Following a series of policy disputes and trade tensions between Australia and China, the relationship continues to be tested. China is Australia’s largest trading partner and biggest export destination. The two-way relationship between the countries hit $252 billion in 2019.
Succeeding a turbulent year of trade due to COVID-19, PM Scott Morrisons request to inquire further into the origins and early handling of the virus in China has had further negative impacts on the trade relationship.
Many Australian industries have already suffered multiple trade strikes from China in 2020 and there are fears that the list of affected industries will just keep growing. Chinese authorities threatened a ban on Australian exports of copper, coal, barley, wine, sugar, lobster and timber.
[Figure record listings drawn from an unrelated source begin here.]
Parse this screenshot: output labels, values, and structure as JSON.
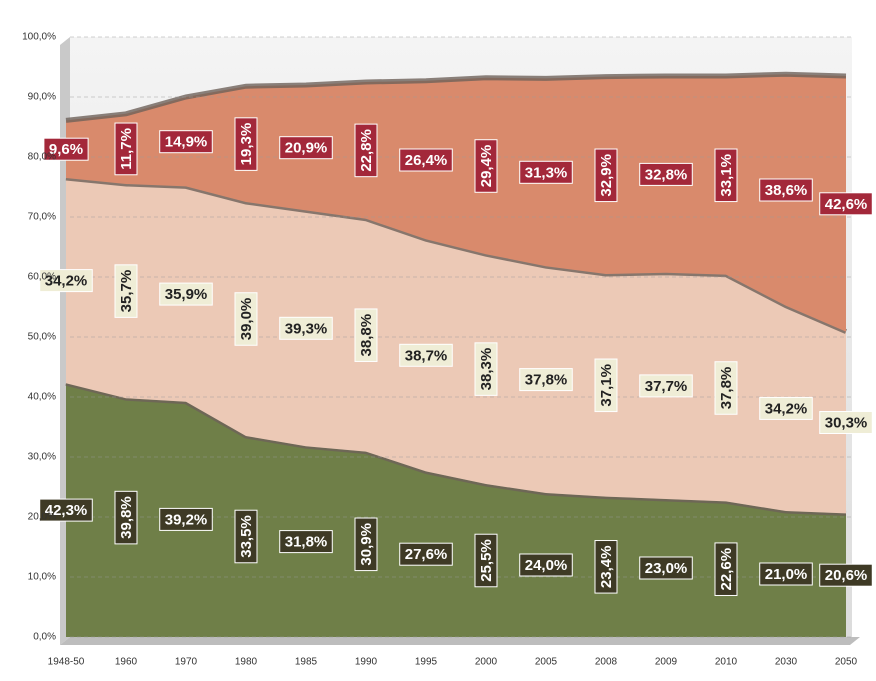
{
  "chart_data": {
    "type": "stacked-area",
    "categories": [
      "1948-50",
      "1960",
      "1970",
      "1980",
      "1985",
      "1990",
      "1995",
      "2000",
      "2005",
      "2008",
      "2009",
      "2010",
      "2030",
      "2050"
    ],
    "series": [
      {
        "color": "#6f7f48",
        "values": [
          42.3,
          39.8,
          39.2,
          33.5,
          31.8,
          30.9,
          27.6,
          25.5,
          24.0,
          23.4,
          23.0,
          22.6,
          21.0,
          20.6
        ],
        "value_labels": [
          "42,3%",
          "39,8%",
          "39,2%",
          "33,5%",
          "31,8%",
          "30,9%",
          "27,6%",
          "25,5%",
          "24,0%",
          "23,4%",
          "23,0%",
          "22,6%",
          "21,0%",
          "20,6%"
        ]
      },
      {
        "color": "#ecc9b6",
        "values": [
          34.2,
          35.7,
          35.9,
          39.0,
          39.3,
          38.8,
          38.7,
          38.3,
          37.8,
          37.1,
          37.7,
          37.8,
          34.2,
          30.3
        ],
        "value_labels": [
          "34,2%",
          "35,7%",
          "35,9%",
          "39,0%",
          "39,3%",
          "38,8%",
          "38,7%",
          "38,3%",
          "37,8%",
          "37,1%",
          "37,7%",
          "37,8%",
          "34,2%",
          "30,3%"
        ]
      },
      {
        "color": "#d98a6c",
        "values": [
          9.6,
          11.7,
          14.9,
          19.3,
          20.9,
          22.8,
          26.4,
          29.4,
          31.3,
          32.9,
          32.8,
          33.1,
          38.6,
          42.6
        ],
        "value_labels": [
          "9,6%",
          "11,7%",
          "14,9%",
          "19,3%",
          "20,9%",
          "22,8%",
          "26,4%",
          "29,4%",
          "31,3%",
          "32,9%",
          "32,8%",
          "33,1%",
          "38,6%",
          "42,6%"
        ]
      }
    ],
    "ylim": [
      0,
      100
    ],
    "yticks": [
      {
        "value": 0,
        "label": "0,0%"
      },
      {
        "value": 10,
        "label": "10,0%"
      },
      {
        "value": 20,
        "label": "20,0%"
      },
      {
        "value": 30,
        "label": "30,0%"
      },
      {
        "value": 40,
        "label": "40,0%"
      },
      {
        "value": 50,
        "label": "50,0%"
      },
      {
        "value": 60,
        "label": "60,0%"
      },
      {
        "value": 70,
        "label": "70,0%"
      },
      {
        "value": 80,
        "label": "80,0%"
      },
      {
        "value": 90,
        "label": "90,0%"
      },
      {
        "value": 100,
        "label": "100,0%"
      }
    ],
    "grid": true
  }
}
Sanctions on Australian lobster exports would pose a dire threat to the industry, which typically exports more than 90 per cent of its catch to China. The threat to the lobster industry was culminated by live rock lobsters stranded on the tarmac in Shanghai due to Chinese fears the product was contaminated.
Agriculture Minister David Littleproud responded to the incident stating, “Australia has strong regulatory controls that underpin the integrity and biosecurity of all products exported.”
So, how could this affect the Australian economy?
Michael Shoebridge, Director of Defence, Strategy & National Security stated the rise in Australian commodity exports has really only grown in the last 5 years. He notes that the industries at risk due to this souring relationship only sold a fraction of what they sell into the Chinese markets in the present day, and back then they “were still quite profitable in those sectors.”
“Both the trade war and the pandemic have raised shippers’ awareness of the need to have more resilience in their supply chains, which will probably lead to more diverse sourcing strategies.”
With a threat of ceased trade to many Australian export industries, the Australian economy needs to reshape, reorganise, find new markets, and grow existing ones further.
The question remains in the Australian government on whether to lodge a formal complaint with the World Trade Organisation regarding the increasing tariffs and sanctions and impact on the Australian economy.